Pescaria de Espinhel As pescarias com espinhel, conhecidas também como anzol, são realizadas por embarcações de pequeno porte (barcos com até 7m), em sua maioria sem mecanização (guinchos). Em Boa Vista existem 15 barcos de pescaria de espinhel, que empregam cerca de 4 pescadores por barco. A rotina, segundo um dos patrões de barco e pescador, é diária, como explicado em sua fala: ´"saímos com a maré e ficamos o dia todo no mar". A pescaria consiste de anzóis amarrados em cordas de até 2000m de comprimento (denominada linha de bandeira) com 1000 a 3000 espinhéis (anzóis). Nas cordas são fincadas âncoras a cada 100m, e a cada 600m uma "bandeira” (bóia de isopor onde está fincada uma vara e com uma bandeira de tecido amarrado na extremidade) para identificar o espinhel. Os espinhéis se concentram principalmente na captura de tubarões das famílias Carcharhinidae e Ginglymostomatidae. Dos peixes ósseos, são comuns o cangatá (Aspistor quadriscutis), pescada amarela, uritinga, gurijuba (Arius parkeri), corvina e xaréu (Caranx spp). O bandeirado (Bagre bagre ) é um dos principais recursos capturados na pescaria de espinhel pois é capturado o ano todo, mas sua "safra" está concentrada no primeiro semestre. Segundo os pescadores, nos espinhéis a principal isca utilizada é a sardinha (Opisthonema sp) . A pescaria é considerada boa quando capturam cerca de 100kg de peixes. Estes são comercializados com os atravessadores locais (patrões) que podem pagar o resultado da pescaria no mesmo dia ou no final da semana. A divisão do "ganho" é realizada em função da produção. O dono do barco "tira a despesa", que consiste nos gastos com alimentação e combustível, e o restante é dividido, sendo 50% do valor fica para o dono do barco para despesas com os "trastes” (nomeação dada ao material de pesca, redes, espinhel) e os outros 50% é dividido entre os pescadores, estando ai incluído o dono da embarcação. Em uma boa pescaria é possível ganhar até R$200,00/dia.
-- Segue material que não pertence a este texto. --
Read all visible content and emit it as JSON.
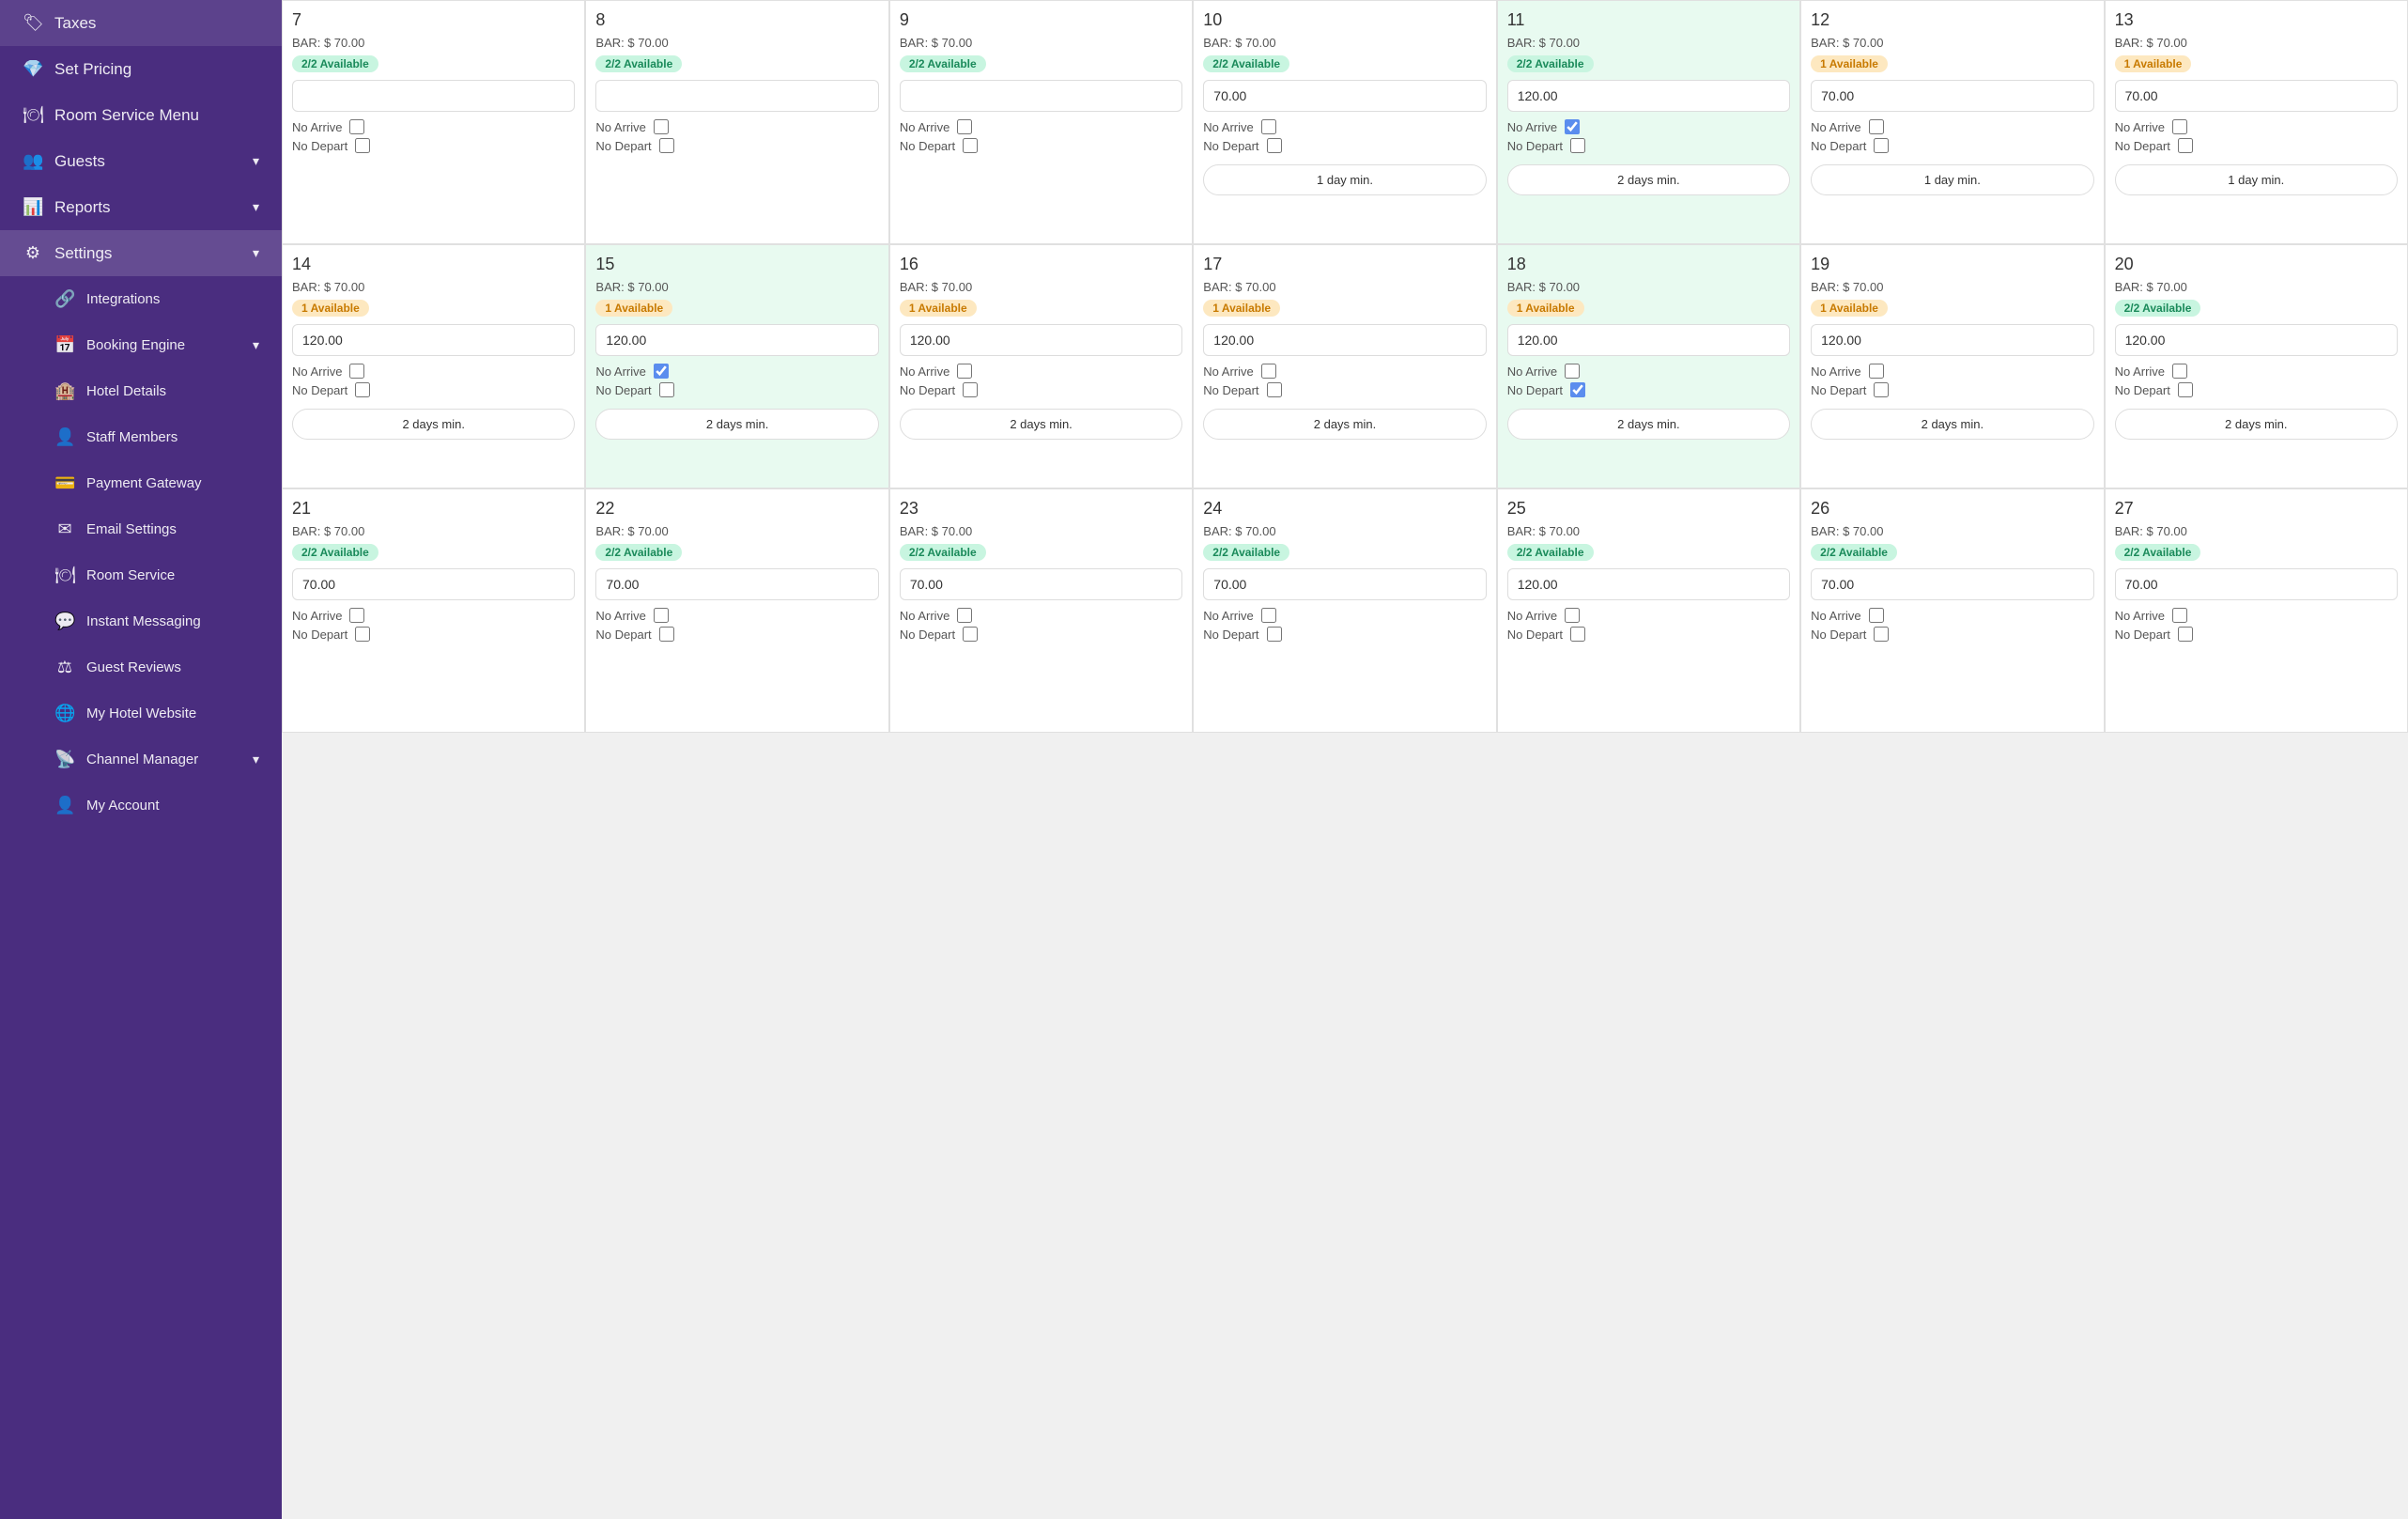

Pescaria de Curral As armadilhas mais utilizadas na pesca em Quatipuru são os currais e os munzuás. Em Quatipuru os currais são classificados em dois tipos de acordo com seu formato: o curral de braço ou enfia e curral de coração ou curral de beira. Os currais são instalados nos “lombos” ou croas ao longo da foz dos rios, nas marés ou próximos 33 dos mangues e são utilizados por até três meses, quando necessitam ser reestruturados. O curral é uma armadilha fixa, composto por uma ou duas fileiras de varas formando o que localmente é chamado de “espia”, servindo para condicionar o deslocamento dos peixes na água para um segundo compartimento do curral denominado de cacuri. Este é formado por uma cerca de varas em formato variado conforme o tipo de curral. O cercado mais largo é chamado de "sala", e o pescado adentra durante a enchente passando para um reservatório denominado localmente de "chiqueiro". O chiqueiro é recoberto por tecidos de redes, de onde o pescado não consegue escapar (Figura 9). Para a confecção de um curral de espia são utilizados, segundo os curralistas (denominação dada aos pescadores dessa modalidade) entrevistados 600 paus para mourão, 1.000 varas e 500 paus para cinta. Os currais chegam a medir cerca de 200 braças (aproximadamente 400m) de comprimento e podem custar até R$2.000,00 (Dois mil Reais). As famílias dos curralistas possuem em média 4 a 8 currais. Os locais de instalação costumam ser fixos, ou seja, os pescadores dessa modalidade têm seus “lugares de pesca” que são escolhidos em função da maré, da dinâmica das croas, e correntes marinhas. No entanto, há registros de conflitos e disputa de locais para instalação dos currais. O acesso aos currais é feito em canoas com motor rabeta de até 7Hp, na baixa da maré para a despesca. Segundo os pescadores se a despesca ocorrer com a profundidade da água acima do joelho, estes podem sofrer sérios acidentes com peixes como arraias, tubarões e outros. As principais espécies capturadas são: pescada Gó, bagres (Hexanematichthys couma) , camurim (Centropomus spp) e tubarões.

A Pescaria de Munzuás

Os munzuás são armadilhas construídas de bambu ( Bambusa sp ) com madeira de "genipaúba"ou de fio de nylon com malha de 30x43 mm entre nós opostos. São instalados nas margens dos manguezais, durante a maré seca, para captura dos peixes de maré alta pelo período de até três dias e inspecionados a cada 24 horas A espécie alvo dessa pescaria é o bagre, que é atraído com isca de sardinha. A isca fica pendurada dentro da armadilha para atrair os peixes. Podem ser capturados entre 70 a 80 kg de peixes por dia. Esta pescaria é praticada somente no verão. A isca é capturada com a tarrafa ou comprada de "curraleiros". Os bagres são comercializados com os marreteiros ou atravessadores (Figura 10).

34

A -Abertura do curral de Braço ou enfia B- Depósito do curral de braço conhecido como cacuri ou chiqueiro.

C-Desenho do curral de espia. D- Desenho do curral de "coração".

Figura 9 - Aspecto do curral de espia ou braço e desenho esquemático do curral de espia e coração (Foto: Adna Albuquerque).

B- Aros de genipaúba. A- Munzuá de fio.

35

C Abertura do munzuás para entrada dos D abertura dos munzuá para colocar a peixes isca e retirada dos peixes capturados

Figura 10- Apetrecho de pesca Munzuá (Fotos: Adna Albuquerque).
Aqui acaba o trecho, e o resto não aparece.